Der Vorschlag zu Vereinfachung des Bewilligungsverfahrens zum Elterngeld wurde von einer länderübergreifenden Gruppe erarbeitet und wurde im rheinland-pfälzischen Landtag verabschiedet. Damit soll der Vorschlag noch im April in den Bundestag eingebracht und zur Abstimmung freigegeben werden. Der Vereinfachungsvorschlag enthält vor allem neue Regelungen zur Berechnungsgrundlage für das Elterngeld.
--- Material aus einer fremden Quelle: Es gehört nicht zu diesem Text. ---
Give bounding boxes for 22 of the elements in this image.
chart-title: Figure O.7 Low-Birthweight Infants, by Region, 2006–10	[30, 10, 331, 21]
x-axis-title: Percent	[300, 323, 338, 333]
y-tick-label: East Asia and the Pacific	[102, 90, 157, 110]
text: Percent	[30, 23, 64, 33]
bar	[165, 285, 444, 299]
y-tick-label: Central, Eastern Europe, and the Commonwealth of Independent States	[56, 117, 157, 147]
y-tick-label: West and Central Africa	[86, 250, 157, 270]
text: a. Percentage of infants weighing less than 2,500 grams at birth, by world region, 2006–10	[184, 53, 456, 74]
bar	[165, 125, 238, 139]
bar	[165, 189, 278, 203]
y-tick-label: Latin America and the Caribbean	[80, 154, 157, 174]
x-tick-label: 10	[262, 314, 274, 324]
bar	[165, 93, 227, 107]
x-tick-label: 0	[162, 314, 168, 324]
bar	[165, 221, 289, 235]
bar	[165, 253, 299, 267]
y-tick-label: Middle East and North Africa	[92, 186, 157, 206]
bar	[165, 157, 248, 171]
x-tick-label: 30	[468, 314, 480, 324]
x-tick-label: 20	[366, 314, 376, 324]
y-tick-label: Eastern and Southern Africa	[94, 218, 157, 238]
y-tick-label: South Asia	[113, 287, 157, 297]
So soll zukünftig nur noch das steuerpflichtige Bruttoeinkommen des Antragsstellers maßgeblich für die Berechnung des Elterngeldes sein. Bisher wurde das Elterngeld aus den letzten zwölf Lohn- und Gehaltsbescheinigungen der Arbeitgeber berechnet. Zudem soll auch eine Vereinfachung der Anerkennung von gezahlten Sozialversicherungsbeiträgen und Steuern erfolgen. Diese sind anteilig zu ermitteln, was oft zu Verzögerungen geführt hat, da die Datenermittlung recht kompliziert war.

Auch soll Eltern die Möglichkeit eingeräumt werden, wesentlich einfach den Bezugszeitraum während des Bezugs noch ändern zu können. Dies war in der Vergangenheit nur in absoluten Ausnahmefällen möglich. Darüber hinaus soll es auch bei Personen mit Gewinneinkünften einfacher werden, die Höhe des Elterngelds festzulegen. Wenn keine genauen Daten vorgelegt werden können, sollen Schätzungen der schnellen Bearbeitung dienen.

Es ist noch nicht klar, ob dieser Vorschlag auch vom Bundesrat mitgetragen wird und später verbindlich ist. Es bleibt also abzuwarten, wie der Bundesrat entscheidet.